Recent studies in ethnomathematics suggest that ethnomathematics support student agency, achievement, and creativity. Mursalin and Supriadi
[30][35] explored Sundanese fifth graders’ ability to develop creative mathematical designs. The findings report that the fifth graders were able to create dynamic creative mathematical designs that support the children’s understanding of various algebra and geometry topics. Likewise, Prahmana and Istiandaru
[31][4] examined the use of the Indonesia Javanese shadow puppet to explore the mathematical topic of set theory. The findings suggest that the Indonesia Javanese shadow puppet was used to convey many concepts of set theory, such as “definition of sets, universal sets, subsets, union of the set, intersection of the set, complement of the set, empty set” (p. 14). However, more research exploring ethnomathematics is desired.
4. M-Learning
Mobile learning (M-learning) has had a significant impact on education worldwide
[32][36]. Research on the use of M-learning in education emerged in early 2000
[33][34][37,38]. Early research set out to design a theory of educational and lifelong learning mediated by mobile technologies such as handheld devices
[35][39]. Since then, numerous articles focusing on M-learning have been published reporting on the increased educational use, advantages, and challenges of M-learning in education
[34][38].
5. Educational Uses
M-learning has been successfully employed in various ways. For instance, Alzaza and Yaakub
[36][40], discussed M-learning in terms of the next generation of E-learning. Other researchers have referenced M-learning as learning performed with the utilization of handheld, portable devices, such as smartphones and tablets
[37][38][39][41,42,43]. Lam and Duan
[40][44], discussed the anytime-anywhere convenience of student learning through mobile technologies. Fabian, Topping, and Barron
[41][45], discussed the effect of mobile learning on primary student’s mathematical attitudes and achievement. In general, research on M-learning discusses various opportunities for learners to access educational content anytime and anywhere in order to learn, increase knowledge retention, collaborate, share, and gather newly acquired knowledge.
Recent studies in M-learning continue to report on the increased impact of mobile devices
[42][46]. Papadakis, Kalogiannakis, and Zaranis
[43][47] conducted a study to examine the impact of computers and laptops on early childhood children’s understanding of numbers. The findings reported that children who used personal computers and laptops outperformed the children who used no technology. However, the children who used laptops outperformed both the children who used personal computers and those who used no technology. Another study explored the effect of mobile learning on student comprehension. Wang, Kao, and Wang
[44][48] reported on a study that investigated second graders’ comprehension of multiplication.
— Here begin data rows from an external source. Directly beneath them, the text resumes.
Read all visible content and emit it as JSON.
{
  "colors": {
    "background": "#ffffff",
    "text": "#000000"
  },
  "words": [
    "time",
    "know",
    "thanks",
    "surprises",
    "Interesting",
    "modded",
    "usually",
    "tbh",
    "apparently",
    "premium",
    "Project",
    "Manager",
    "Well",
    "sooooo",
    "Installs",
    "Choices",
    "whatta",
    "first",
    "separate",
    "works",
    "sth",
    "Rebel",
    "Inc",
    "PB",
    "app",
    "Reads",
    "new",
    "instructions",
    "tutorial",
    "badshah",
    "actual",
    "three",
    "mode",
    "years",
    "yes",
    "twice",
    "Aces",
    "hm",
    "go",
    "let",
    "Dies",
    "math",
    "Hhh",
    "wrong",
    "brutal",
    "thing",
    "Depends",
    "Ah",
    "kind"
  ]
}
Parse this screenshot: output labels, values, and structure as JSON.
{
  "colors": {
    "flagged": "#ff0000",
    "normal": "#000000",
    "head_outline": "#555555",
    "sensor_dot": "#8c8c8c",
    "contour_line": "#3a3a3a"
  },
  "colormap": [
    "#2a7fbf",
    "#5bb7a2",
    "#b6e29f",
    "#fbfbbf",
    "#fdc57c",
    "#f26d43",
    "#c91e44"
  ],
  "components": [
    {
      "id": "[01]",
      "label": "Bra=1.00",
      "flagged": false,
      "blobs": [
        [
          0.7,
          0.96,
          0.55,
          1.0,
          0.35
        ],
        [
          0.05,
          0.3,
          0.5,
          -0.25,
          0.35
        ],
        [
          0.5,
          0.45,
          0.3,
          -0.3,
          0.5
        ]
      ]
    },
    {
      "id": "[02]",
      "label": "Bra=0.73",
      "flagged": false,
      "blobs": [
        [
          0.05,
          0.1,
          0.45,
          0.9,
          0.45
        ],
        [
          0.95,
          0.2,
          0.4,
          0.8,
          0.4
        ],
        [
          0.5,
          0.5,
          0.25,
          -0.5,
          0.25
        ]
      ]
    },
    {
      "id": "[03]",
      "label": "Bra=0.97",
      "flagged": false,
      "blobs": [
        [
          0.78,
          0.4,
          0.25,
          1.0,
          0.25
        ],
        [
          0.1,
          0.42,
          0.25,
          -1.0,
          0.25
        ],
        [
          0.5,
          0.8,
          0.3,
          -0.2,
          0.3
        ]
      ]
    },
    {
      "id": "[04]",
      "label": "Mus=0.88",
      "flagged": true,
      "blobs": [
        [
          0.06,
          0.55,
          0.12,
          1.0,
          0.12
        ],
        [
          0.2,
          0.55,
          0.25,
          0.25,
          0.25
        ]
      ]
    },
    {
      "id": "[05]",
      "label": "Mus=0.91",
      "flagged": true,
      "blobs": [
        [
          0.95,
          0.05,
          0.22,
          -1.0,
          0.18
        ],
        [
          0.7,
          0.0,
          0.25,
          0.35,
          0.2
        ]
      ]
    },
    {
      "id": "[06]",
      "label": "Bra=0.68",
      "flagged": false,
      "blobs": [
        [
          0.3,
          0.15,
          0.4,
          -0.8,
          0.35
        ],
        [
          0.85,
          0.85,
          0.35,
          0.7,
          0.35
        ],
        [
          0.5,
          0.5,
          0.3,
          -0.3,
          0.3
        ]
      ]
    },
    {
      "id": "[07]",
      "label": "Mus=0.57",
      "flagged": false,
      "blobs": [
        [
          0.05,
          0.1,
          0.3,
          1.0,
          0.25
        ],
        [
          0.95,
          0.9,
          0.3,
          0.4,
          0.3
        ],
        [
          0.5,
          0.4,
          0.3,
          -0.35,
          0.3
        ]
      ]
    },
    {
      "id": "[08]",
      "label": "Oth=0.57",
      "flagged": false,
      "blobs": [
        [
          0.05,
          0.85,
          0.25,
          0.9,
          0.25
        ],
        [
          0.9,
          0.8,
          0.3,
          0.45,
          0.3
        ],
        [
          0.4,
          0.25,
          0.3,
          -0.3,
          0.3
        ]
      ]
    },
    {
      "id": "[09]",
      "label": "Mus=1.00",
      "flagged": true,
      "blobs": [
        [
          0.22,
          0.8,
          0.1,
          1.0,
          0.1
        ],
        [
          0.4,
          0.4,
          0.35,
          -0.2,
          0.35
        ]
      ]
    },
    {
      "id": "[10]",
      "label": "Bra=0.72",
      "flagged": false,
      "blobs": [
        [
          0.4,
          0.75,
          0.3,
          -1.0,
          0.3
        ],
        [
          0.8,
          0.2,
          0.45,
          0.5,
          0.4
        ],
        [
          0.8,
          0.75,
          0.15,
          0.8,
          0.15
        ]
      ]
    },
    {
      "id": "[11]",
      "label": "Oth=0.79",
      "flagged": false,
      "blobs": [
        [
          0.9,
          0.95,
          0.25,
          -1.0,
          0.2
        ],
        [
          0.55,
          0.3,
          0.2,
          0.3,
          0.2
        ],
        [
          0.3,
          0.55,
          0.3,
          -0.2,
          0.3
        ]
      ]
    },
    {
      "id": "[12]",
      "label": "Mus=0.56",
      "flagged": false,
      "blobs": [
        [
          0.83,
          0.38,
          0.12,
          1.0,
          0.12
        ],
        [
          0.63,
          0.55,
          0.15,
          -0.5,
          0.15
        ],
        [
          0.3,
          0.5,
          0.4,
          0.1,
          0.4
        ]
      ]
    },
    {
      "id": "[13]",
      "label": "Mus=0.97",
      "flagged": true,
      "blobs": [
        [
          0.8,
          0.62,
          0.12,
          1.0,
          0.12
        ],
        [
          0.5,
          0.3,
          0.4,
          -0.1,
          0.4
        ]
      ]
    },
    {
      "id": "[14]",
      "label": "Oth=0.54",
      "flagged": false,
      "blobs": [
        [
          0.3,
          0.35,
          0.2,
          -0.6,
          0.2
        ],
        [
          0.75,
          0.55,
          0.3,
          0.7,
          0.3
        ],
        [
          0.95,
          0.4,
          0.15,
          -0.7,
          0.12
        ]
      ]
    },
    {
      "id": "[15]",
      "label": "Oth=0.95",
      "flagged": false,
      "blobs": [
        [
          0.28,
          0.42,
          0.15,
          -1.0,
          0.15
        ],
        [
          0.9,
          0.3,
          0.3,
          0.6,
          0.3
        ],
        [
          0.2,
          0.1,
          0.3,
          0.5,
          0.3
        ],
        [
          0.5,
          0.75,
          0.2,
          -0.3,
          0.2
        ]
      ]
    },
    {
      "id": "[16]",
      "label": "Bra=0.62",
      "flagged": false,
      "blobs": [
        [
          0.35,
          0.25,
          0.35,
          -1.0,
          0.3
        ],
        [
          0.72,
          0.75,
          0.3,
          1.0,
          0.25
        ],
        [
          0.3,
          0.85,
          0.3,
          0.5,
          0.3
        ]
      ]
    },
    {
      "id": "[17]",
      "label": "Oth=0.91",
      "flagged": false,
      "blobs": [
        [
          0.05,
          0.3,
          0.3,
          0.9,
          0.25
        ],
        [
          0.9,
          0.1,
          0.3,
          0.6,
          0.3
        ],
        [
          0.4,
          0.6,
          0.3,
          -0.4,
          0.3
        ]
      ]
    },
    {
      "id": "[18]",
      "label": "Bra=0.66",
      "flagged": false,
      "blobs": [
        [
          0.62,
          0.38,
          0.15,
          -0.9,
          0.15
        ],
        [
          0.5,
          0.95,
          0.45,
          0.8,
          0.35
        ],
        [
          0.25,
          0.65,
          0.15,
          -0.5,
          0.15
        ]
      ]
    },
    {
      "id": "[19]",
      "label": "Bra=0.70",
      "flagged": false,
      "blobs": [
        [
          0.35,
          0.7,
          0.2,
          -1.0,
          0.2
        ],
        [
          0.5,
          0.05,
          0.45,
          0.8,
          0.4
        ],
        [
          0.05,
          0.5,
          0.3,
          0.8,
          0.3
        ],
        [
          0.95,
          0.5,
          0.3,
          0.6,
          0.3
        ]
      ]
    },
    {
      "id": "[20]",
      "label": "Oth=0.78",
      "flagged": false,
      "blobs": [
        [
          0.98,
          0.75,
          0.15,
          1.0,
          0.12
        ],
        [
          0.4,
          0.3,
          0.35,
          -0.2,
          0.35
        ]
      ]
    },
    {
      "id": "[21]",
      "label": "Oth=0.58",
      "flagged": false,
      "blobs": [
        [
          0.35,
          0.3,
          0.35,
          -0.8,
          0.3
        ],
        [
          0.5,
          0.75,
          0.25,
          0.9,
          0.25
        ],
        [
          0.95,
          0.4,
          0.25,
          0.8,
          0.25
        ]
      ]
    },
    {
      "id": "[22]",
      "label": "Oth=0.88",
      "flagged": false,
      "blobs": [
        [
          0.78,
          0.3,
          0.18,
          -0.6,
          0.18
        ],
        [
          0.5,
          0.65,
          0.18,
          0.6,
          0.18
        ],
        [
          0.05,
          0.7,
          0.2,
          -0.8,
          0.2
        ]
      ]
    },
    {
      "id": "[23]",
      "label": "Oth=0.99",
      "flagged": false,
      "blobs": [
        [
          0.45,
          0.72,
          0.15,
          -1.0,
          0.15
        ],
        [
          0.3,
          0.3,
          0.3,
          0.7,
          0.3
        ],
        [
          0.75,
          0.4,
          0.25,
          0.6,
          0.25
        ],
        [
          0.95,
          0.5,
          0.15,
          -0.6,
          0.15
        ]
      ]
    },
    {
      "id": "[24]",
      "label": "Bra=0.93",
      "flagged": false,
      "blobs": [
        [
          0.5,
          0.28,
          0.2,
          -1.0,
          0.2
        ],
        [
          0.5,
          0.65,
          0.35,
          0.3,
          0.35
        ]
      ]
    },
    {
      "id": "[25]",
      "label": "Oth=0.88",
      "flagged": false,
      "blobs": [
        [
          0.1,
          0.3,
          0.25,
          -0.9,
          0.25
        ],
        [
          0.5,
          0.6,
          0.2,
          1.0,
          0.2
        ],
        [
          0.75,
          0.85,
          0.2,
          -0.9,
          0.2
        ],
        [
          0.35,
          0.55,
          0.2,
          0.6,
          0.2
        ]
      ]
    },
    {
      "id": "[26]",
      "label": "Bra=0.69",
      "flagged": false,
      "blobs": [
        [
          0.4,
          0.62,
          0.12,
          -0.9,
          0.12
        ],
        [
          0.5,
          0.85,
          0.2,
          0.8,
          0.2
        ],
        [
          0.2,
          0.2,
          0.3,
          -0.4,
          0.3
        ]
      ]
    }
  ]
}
The research suggested that the children who used a mobile device experienced increased comprehension and achievement versus those children who were taught traditionally. Both studies support the notion that M-learning yields greater gains in student achievement. Yet, more research exploring the usefulness, challenges, limitations, and/or impact of M-learning and ethnomathematics is needed in the GCC and MENA region, mainly in the UAE. Due to the limited research on ethnomathematics and M-learning, the present research study aims to contribute to the research literature in the application of the ethnomathematical perspective, which encompasses contextualized practice in this geographical location.